Sou fotógrafo e professor de Matemática e sempre me encantou saber que um ponto não tem comprimento, largura ou altura/profundidade: mas sabemos que dois pontos determinam uma reta — com comprimento — duas retas determinam um plano — com comprimento e largura — e dois planos determinam uma figura espacial — com as três dimensões.
Vai daí que gostei muito quando li as seguintes considerações do grande pensador Zygmunt Bauman sobre o ponto: “ Os pontos são antes do espaço e do tempo. Num ponto, as dimensões do espaço e do tempo ainda estão por nascer ou emergir. Mas, tal como ocorreu com aquele ponto singular que se transformou no big bang, do qual se originou o Universo, como postula a mais atual cosmogonia, presume-se que cada ponto tenha um potencial de expansão infinito, assim como infinitas possibilidades à espera de explodir, caso sejam inflamadas. E não há modo algum se prever o que irá ocorrer a partir dos pontos que o precederam. Desse modo, pode-se suspeitar ou acreditar que cada ponto esteja impregnado da possibilidade de outro big bang“.

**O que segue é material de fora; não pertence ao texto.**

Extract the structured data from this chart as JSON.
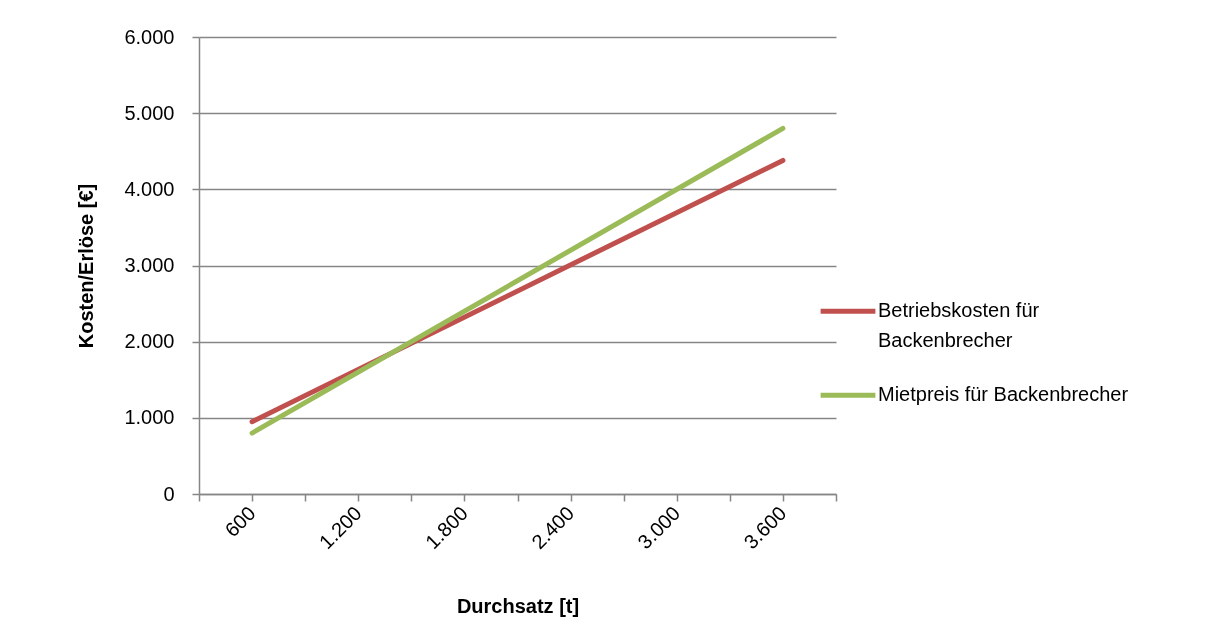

Meu Tio Áureo é um ponto pronto a eclodir em forma de velhas histórias e piadas, é uma figura, não geométrica: um ser humano com 89 anos que invade espaço e tempo com um bom humor de dar inveja.
Posso garantir, por experiência própria, que Áureo anima até velório.
Nós nos encontramos durante os dias em que meu pai, irmão mais de velho de Áureo, ficou hospitalizado por uma semana e veio a falecer.
Como todo idoso, gosta de falar do passado, e nós, seus familiares, temos que ouvi-los porque falam de coisas que não vivemos, mas que são partes de nossas vidas.
Fiz então, de propósito, explodir um big bang de fatos ao perguntar sobre o passado dele com o irmão mais próximo, Claudio, o Dinho, meu pai: e então pude sentir o potencial de expansão infinito, assim como infinitas possibilidades de fatos e versões de nossa história, de modo algum podendo prever o que iria ocorrer durante a conversa que rolaria solta.
Falamos sobre o bisavô deles que tinha, na época, uma doença incurável, asma, e que, por isso, ameaçava sempre acabar com a própria vida. E o fez aos sessenta e poucos anos com um tiro na cabeça utilizando uma garrucha de dois canos. Mas o fato cômico, se não fosse trágico, é que, Áureo e Claudio, ambos crianças vivendo em plena Revolução Constitucionalista de 32, disputaram, correndo pelas ruas da cidade, quem seria o primeiro a contar para minha avó, Ida, como um trunfo, que o pai dela havia cometido suicídio: quando entraram no quarto da casa, anunciaram aos brados que o nono estava morto. Ida amamentava, naquele momento, o terceiro filho…desmaiou com o bebê no colo…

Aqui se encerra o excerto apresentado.